For owners of the original iPad, the iPad 2 is not as compelling an upgrade as it could have been with a Retina display, 4G connectivity and a 5-megapixel camera. But, this is the game Apple plays and in due time these features will come, likely in the iPad 3 which is rumoured for release in late 2011. Of the aforementioned features, 4G LTE does not seem likely if an iPad 3 is released in 2011. Keep in mind Apple banks on battery life, faster speeds require power which mean even more fine tuning.

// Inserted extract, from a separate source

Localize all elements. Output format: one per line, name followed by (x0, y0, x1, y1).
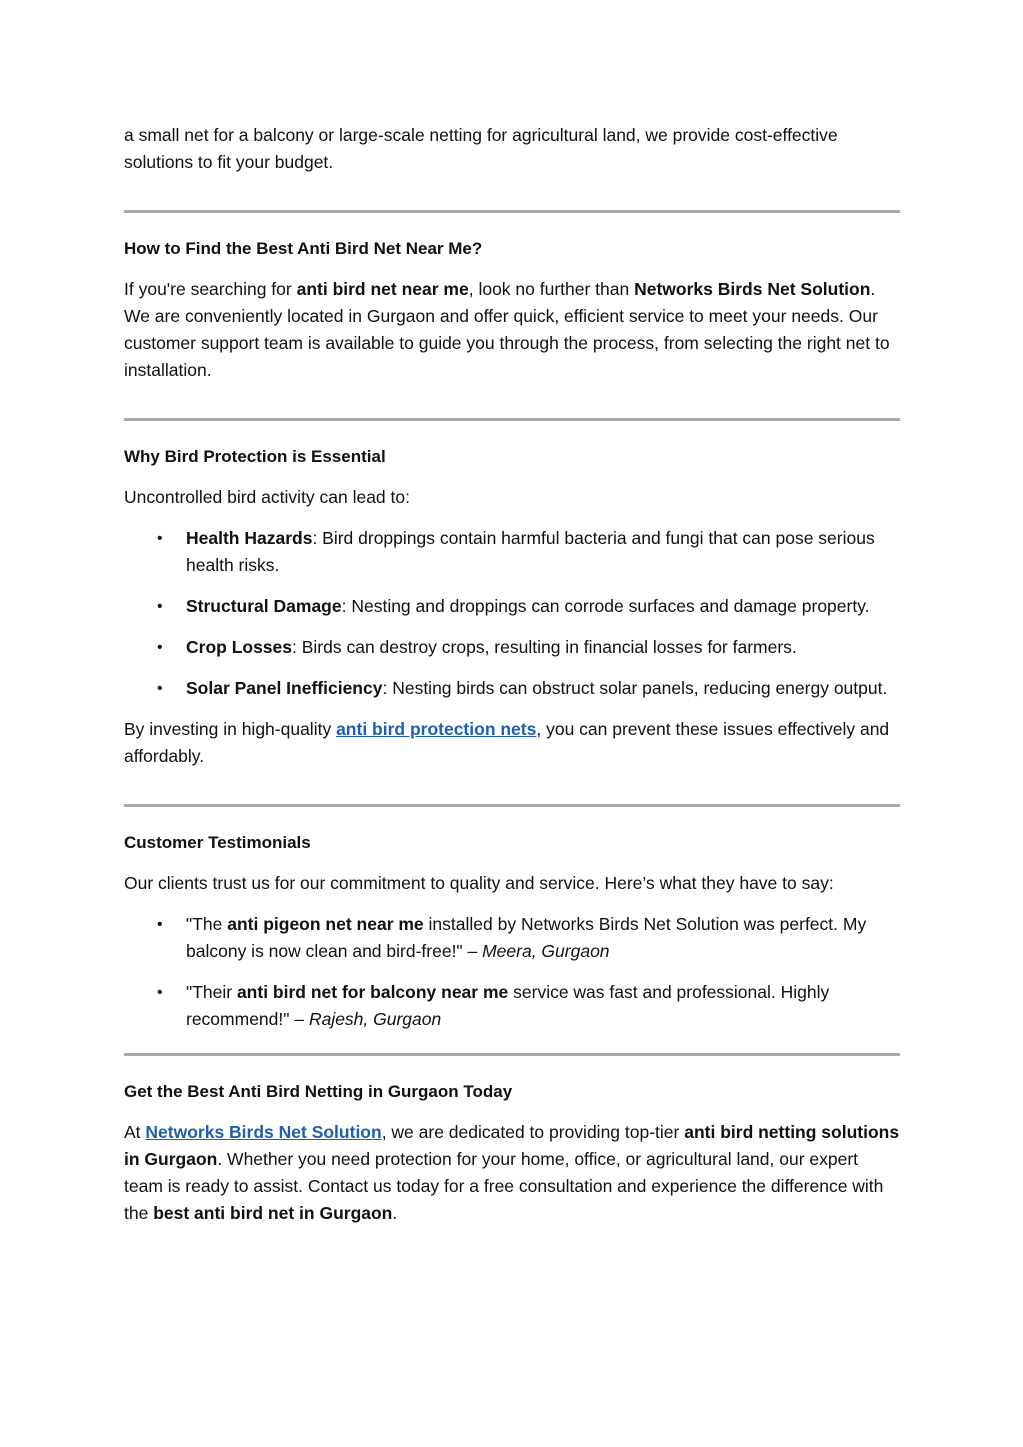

In summary, the iPad 2 is most impressive from an engineering standpoint. Slashing thickness and weight, adding a dual core processor, while still maintaining 10 hours of battery life is a frankly staggering feat. In the way Apple dominates battery life in notebooks, the company continues this tradition with tablets. iOS offers a sizable library of apps customized for the iPad, not simply scaled apps to fit the larger display. Even though the resolution difference between the iPhone and iPad/iPad 2 is minimal, the larger display allows developers freedoms not possible on a smartphone screen.
Performance is rock solid, and compared to the original iPad you begin to notice the speed immediately. Switching between applications, playing games and browsing the web are substantially faster. The new Smart Covers are a nice touch and have quickly become an accessory we feel should be bundled with the iPad 2 purchase. Despite these improvements, the original iPad has been upgraded to iOS 4.3 and supports the same HDMI adapter, AirPlay enhancements and iTunes Home Sharing.
Tablets are not for everyone, but once you use one you begin to understand their appeal. High-end smartphones with capacitive displays and multi-touch technology redefined the mobile web. Meanwhile tablets have redefined mobile computing, at least in terms of content consumption. Flicking your fingers through the CNN iPad app is certainly a lot more fun than browsing the web on a desktop or laptop on the sofa – and with none of the start up time or noise too. The question is whether or not you use your personal computer to view or create content. The GarageBand and iMovie iPad apps are certainly changing this convention, but until all the applications we use on our laptops and desktops come to iOS, the iPad 2 will remain primarily a content viewer.
For now the iPad 2 retains the title as the best tablet on the market based on performance, battery life, build quality and library of applications. In time, this may change, but at this point in time Apple keeps its crown. For existing iPad owners, the cost to upgrade may outweigh the usefulness of the cameras, performance boost and new form factor. Like clockwork, Apple will likely release an iPad 3 either late this year or early next so if you’re happy with the first gen, hold tight.